Reporters place packets of information into the CMS as they develop in-depth stories for print editions of Vance's products. These works-in-progress, delivered in digestible chunks, perform well in the mobile environment, Horowitz said. The company has grown its mobile audience with, for example, the salon group seeing 50% of its audience access the site via mobile device.
In addition to the mobile appeal of information packets, the new procedure also gives editors a way to gauge audience interest in a topic, to gather comments and explore new avenues as a final, polished piece takes shape. “That was a big behavioral change,” Horowitz said.
Vance has tied its CMS and analytics together, and can observe near real-time performance of content, he said. Editors can watch engagement throughout the day and also participate in overarching, monthly reviews. The company provides performance-based incentives to encourage innovation.
“We are obsessed with analytics and making sure that we are making informed decisions,” Horowitz said.
The rapid rise of demand for content delivery across multiple platforms means that publishers are working to develop one competency although they already see the need for the next iteration. “I don't know many media companies that have it down,” Horowitz said.

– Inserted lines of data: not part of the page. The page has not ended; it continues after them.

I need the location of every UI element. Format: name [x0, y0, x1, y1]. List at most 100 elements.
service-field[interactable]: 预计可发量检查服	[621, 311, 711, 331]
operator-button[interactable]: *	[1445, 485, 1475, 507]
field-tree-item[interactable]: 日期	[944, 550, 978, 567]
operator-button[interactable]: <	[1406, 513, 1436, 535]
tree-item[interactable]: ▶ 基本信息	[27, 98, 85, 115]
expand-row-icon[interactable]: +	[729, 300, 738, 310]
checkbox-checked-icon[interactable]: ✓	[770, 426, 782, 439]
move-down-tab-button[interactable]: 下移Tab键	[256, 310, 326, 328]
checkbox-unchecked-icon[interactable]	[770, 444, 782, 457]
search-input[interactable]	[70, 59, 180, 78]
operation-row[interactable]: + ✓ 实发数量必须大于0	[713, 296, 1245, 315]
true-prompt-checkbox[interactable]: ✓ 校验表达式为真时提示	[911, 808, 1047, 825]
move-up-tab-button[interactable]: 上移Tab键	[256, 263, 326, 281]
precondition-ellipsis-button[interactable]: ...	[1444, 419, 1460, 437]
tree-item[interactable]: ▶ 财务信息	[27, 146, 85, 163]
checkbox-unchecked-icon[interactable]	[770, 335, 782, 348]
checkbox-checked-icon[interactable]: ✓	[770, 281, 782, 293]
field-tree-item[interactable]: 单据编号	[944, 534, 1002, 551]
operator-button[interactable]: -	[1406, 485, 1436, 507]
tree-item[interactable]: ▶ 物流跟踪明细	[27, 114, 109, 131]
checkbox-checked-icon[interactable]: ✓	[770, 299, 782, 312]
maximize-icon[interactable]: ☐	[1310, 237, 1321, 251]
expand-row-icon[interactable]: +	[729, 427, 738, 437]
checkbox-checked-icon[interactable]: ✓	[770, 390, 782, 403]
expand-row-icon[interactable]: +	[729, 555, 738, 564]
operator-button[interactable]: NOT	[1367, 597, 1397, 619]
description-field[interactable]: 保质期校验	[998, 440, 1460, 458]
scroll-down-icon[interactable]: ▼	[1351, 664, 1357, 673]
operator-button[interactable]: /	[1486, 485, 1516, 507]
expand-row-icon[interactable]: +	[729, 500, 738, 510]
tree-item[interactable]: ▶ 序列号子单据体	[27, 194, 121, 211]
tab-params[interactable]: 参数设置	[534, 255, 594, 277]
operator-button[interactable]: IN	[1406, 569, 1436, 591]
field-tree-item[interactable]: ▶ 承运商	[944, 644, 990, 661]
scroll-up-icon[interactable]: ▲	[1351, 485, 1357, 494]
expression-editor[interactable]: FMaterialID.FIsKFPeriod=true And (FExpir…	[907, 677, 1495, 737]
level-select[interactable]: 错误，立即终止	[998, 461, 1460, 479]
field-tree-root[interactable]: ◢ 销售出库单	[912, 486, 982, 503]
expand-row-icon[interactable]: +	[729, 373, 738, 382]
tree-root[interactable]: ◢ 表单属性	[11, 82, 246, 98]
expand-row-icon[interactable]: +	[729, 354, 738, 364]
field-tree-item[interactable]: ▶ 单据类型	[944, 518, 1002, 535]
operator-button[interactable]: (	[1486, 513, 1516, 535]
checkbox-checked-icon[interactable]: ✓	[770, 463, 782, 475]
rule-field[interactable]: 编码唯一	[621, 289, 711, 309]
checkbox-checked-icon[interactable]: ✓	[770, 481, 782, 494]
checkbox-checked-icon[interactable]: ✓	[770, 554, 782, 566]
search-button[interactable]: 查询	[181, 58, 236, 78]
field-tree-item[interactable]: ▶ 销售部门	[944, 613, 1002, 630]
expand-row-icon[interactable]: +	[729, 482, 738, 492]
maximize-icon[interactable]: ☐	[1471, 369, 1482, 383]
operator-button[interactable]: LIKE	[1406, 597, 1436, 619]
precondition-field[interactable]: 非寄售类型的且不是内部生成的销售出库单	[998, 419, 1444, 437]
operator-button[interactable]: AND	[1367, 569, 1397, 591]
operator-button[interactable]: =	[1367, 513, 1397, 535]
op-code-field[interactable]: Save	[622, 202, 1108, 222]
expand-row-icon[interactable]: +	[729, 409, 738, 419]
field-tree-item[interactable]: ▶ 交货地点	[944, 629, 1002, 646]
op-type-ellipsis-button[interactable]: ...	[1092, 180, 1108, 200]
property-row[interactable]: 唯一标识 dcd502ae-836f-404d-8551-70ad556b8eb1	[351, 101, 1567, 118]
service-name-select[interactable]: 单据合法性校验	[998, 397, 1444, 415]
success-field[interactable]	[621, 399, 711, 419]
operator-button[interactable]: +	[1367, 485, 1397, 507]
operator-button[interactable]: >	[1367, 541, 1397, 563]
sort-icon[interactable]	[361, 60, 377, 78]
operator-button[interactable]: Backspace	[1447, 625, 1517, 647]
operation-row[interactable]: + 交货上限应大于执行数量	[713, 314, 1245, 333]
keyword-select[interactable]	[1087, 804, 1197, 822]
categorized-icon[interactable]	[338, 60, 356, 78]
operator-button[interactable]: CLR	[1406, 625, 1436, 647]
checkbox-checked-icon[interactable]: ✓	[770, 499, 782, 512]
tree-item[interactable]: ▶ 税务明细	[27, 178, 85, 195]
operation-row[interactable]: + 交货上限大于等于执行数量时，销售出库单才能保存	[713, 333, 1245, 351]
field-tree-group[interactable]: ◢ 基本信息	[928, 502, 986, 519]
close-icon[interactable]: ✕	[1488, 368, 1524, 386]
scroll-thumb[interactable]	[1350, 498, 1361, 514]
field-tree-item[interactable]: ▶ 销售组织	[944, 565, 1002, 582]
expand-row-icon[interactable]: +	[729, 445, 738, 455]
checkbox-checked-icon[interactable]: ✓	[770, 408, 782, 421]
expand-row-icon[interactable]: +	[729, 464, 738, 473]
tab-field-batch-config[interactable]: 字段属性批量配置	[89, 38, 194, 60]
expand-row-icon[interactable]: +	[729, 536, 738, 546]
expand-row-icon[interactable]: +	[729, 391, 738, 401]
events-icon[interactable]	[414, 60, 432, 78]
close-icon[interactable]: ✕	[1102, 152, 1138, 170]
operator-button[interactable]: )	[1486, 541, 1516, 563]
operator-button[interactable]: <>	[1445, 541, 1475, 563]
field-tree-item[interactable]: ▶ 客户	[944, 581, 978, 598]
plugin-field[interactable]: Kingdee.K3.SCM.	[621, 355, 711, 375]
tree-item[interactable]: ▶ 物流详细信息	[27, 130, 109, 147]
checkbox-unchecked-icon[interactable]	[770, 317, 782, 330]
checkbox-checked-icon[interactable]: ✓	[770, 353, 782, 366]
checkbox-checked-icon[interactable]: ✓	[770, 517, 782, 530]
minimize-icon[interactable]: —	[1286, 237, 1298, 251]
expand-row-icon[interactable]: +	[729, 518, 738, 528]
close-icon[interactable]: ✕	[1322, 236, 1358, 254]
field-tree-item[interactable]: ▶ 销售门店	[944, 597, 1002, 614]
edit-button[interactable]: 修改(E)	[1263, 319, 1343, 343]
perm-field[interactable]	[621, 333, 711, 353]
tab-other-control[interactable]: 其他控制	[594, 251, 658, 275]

Philip Ramsey, technical design manager at Bloomberg BNA, has led the development of mobile apps that support complex research sites. His focus has been on providing access to content both on- and offline, to saved searches and to other personalized elements while minimizing the impact that an app has on the end user's data plan.
“When you think mobile, you have to think light,” he said. “The biggest demand is trying to minimize data constraints.”
But now, he said, he is also thinking about the editorial process for the next iteration of apps. Right now, editors are tinkering with headlines and formatting articles for better presentation within the interface, he said. But Ramsey wants to allow editors to customize the layout of the interface, for example, when big stories break. He wants them to be able to control the push cycle. “That would be the next step,” he said.
Michael Powell, corporate creative director at BNP Media, is shifting cloud-based service providers for the production of the company's apps. He said he hopes the transition will speed the launch of mobile content, including directories, for 55 brands. The company currently has two apps and will need to rebuild those as it moves forward with the new provider.
BNP uses a centralized CMS, and editors tag content for mobile delivery, Powell said. They focus on readability—tailoring content for an on-the-go audience—and will be looking to deliver content in different formats to phones and tablets under the assumption that those users have different consumption habits.
“All of this is our goal,” Powell said. “We're at the beginning stages.”